Later the story became an accusation, then a rumour, then a play - though by the time it became a play it was becoming obvious that ULTRA wasn't involved, and the motive for allowing the bombing changed to "Impressing the Americans" [3].

I can easily imagine someone telling Winterbotham the story (Winterbotham was the one who first told the Coventry story in public).

I can also imagine Winterbotham repeating the story, in confidence, in order to impress the listener with the need to keep the secret (and with W himself) so often that he didn't know whether it was true or not (he didn't claim to be personally involved).

Good story, and Churchill was probably capable of it - but it ain't true.



[2] not that there was anything he could have done to stop the bombing, but for the sake of the narrative ..
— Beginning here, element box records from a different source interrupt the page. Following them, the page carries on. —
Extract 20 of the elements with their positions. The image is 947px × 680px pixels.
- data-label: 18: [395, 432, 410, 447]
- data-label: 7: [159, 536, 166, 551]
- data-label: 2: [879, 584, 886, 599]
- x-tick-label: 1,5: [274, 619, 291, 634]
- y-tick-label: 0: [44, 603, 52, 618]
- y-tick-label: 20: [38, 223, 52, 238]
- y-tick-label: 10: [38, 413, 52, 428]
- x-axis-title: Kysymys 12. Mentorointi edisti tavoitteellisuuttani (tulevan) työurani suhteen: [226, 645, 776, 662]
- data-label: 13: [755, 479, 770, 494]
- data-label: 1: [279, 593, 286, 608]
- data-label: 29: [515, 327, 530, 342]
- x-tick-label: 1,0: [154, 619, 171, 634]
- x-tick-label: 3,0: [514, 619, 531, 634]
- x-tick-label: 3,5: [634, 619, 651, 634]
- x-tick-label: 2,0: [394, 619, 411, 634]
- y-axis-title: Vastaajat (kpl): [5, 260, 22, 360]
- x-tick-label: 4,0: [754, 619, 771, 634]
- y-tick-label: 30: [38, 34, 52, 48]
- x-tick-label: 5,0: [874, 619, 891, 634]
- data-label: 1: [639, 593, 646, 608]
[3] requiring an even wilder suspension of belief, IME


What most people didn't realize was that the controversy was due to the
fact that rotor-driven cipher machines had been continued to be sold in
the post-WWII era, without their weakness being recognized.  This
allowed the CIA/GCHQ to continue to decrypt enciphered messages for
decades afterwards.


Yes - but Leo Marks wasn't involved in that. He ~ stopped being a cryptographer when SOE was broken up at the end of the war.

What he did was hand ciphers, for agents in occupied countries - they couldn't carry cipher machines.

There is nothing else like Between Silk and Cyanide in the crypto literature. Crypto at the cutting edge, where a mistake is a painful death, and likely worse.

More, it is about how a cryptographer and his work interact with the world.

I would not like to have been Leo (I met him once), but hell if I don't respect him.

There is a TV documentary about him, called "A Very British Psycho" - an apt title.